Tidak ada yang bersuara saat semua mulai makan. Hanya suara dentingan sendok dan piring yang bersahutan. Bocah perempuan itu juga terlihat makan dengan tenang. Keluarga yang luarbiasa. Pendidikan sejak dini yang sangat baik. Hingga rasanya tidak dapat dipercaya apabila mereka dapat menyakiti orang lain. Sejauh ini infomasi yang kudapatkan masih samar-samar. Setidaknya aku dapat kepastian dari salah satu mereka. Setelah itu aku akan langsung ke rumah Andre memberitahunya.

"Bagaimana masakan saya, Rio?" Wanita itu menatapku bertanya. "Enak Bu." jawabku tersenyum. Freya yang masih makan ikut bersuara. " Ayah nggak pulang lagi Bun?" Pertanyaan yang sangat tidak di sangka-sangka. "Abang tahu Ayah Freya sangatttt sibuk. Kalau bisa dihitung cuma pulang sebulan sekali." ceritanya sambil menghitung lewat jari-jarinya.

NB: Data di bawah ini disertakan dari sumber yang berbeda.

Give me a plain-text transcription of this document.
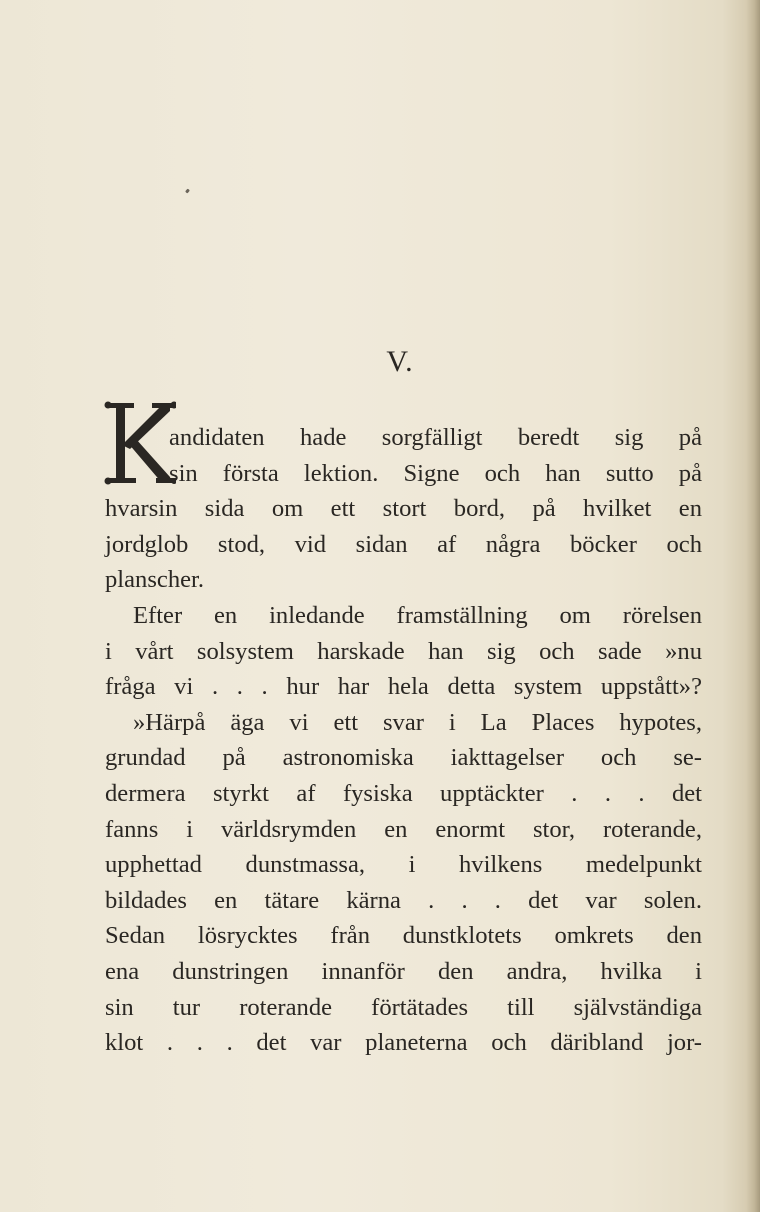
V.
andidaten hade sorgfälligt beredt sig på
sin första lektion. Signe och han sutto på
hvarsin sida om ett stort bord, på hvilket en
jordglob stod, vid sidan af några böcker och
planscher.
Efter en inledande framställning om rörelsen
i vårt solsystem harskade han sig och sade »nu
fråga vi . . . hur har hela detta system uppstått»?
»Härpå äga vi ett svar i La Places hypotes,
grundad på astronomiska iakttagelser och se-
dermera styrkt af fysiska upptäckter . . . det
fanns i världsrymden en enormt stor, roterande,
upphettad dunstmassa, i hvilkens medelpunkt
bildades en tätare kärna . . . det var solen.
Sedan lösrycktes från dunstklotets omkrets den
ena dunstringen innanför den andra, hvilka i
sin tur roterande förtätades till självständiga
klot . . . det var planeterna och däribland jor-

"Dan dari satu hari ayah hanya menghabiskan waktu sebentar dengan kami. Bentar Freya hitung." Aku memperhatikan gadis itu sambil memangku tangan.

"Satu.. dua.. tiga.. Ah dua deh dua" Bocah itu mengoceh sendiri masih dengan jari-jari mungilnya menghitung.

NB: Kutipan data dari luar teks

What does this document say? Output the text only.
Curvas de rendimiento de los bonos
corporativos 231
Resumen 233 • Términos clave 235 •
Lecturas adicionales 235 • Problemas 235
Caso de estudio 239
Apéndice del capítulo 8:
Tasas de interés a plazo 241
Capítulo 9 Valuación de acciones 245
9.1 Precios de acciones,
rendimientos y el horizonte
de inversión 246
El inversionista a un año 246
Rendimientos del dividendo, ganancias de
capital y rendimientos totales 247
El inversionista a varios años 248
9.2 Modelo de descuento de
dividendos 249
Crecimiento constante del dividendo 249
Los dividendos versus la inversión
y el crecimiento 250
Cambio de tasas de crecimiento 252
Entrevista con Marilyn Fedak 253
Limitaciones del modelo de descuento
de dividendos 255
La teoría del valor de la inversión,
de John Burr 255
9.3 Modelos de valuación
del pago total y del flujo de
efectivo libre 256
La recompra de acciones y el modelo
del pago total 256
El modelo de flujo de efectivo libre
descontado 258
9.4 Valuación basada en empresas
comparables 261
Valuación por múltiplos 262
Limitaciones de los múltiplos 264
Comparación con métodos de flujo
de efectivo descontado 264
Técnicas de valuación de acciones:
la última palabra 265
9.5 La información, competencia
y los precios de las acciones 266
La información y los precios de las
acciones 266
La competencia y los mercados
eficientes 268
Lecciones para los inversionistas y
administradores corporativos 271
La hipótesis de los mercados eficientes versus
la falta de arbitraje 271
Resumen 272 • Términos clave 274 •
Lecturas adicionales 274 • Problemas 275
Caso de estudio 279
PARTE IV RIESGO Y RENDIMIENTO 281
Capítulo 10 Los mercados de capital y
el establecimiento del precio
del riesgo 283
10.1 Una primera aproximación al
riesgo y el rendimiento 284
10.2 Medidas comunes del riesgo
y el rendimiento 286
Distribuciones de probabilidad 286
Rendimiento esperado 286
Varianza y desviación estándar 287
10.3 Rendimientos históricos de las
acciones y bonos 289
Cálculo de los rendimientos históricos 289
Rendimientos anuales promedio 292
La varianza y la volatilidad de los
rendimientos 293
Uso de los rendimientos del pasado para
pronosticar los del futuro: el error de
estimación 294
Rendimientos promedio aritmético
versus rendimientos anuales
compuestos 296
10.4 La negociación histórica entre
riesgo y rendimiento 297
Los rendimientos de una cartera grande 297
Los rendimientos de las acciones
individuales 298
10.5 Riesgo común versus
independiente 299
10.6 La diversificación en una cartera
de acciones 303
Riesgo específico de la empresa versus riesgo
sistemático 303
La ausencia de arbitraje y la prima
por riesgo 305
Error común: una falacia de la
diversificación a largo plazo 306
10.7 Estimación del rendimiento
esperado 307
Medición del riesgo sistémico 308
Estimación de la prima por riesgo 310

"Cuma  9000 detik, 150 menit jadi dua setengah jam." Jelasnya rinci. Wanita itu tersenyum-senyum mendengar cerita anaknya. Sedangkan aku tertegun. Benar-benar tertegun. Sebenarnya apa yang terjadi.

"Ayah pulang..." Kami bertiga serentak menoleh ke arah suara. Freya segera berlari duluan. "Kalau begitu saya pamit Bu. Barusan juga teman saya sudah mengabari akan menjemput saya." Dengan segera akupun pamit. Situasi ini sangat-sangat tidak kuperhitungkan. "Oh.. eh.. ohh iya iya Rio. Saya antar kedepan." Wanita itu terbata-bata seperti tak menyangka suaminya akan pulang. Aku tidak peduli. Kutenteran ranselku dan berjalan cepat ke pintu depan.

"Ayah, Bunda udah masak. Ayo temenin Freya makan." Bocah itu menarik-narik ayahnya ke meja makan. Sebisa mungkin aku menjauhi kontak dan pergi tanpa suara. Namun renacanaku ternyata tak semudah adegan di film-film.

"Lho? Rio kan. Temennya Andre." Sial. Dengan secepat mungkin aku berlari keluar meninggalkan mereka yang pasti menyisakan banyak pertanyaan. Andre. Aku harus menghubungi Andre.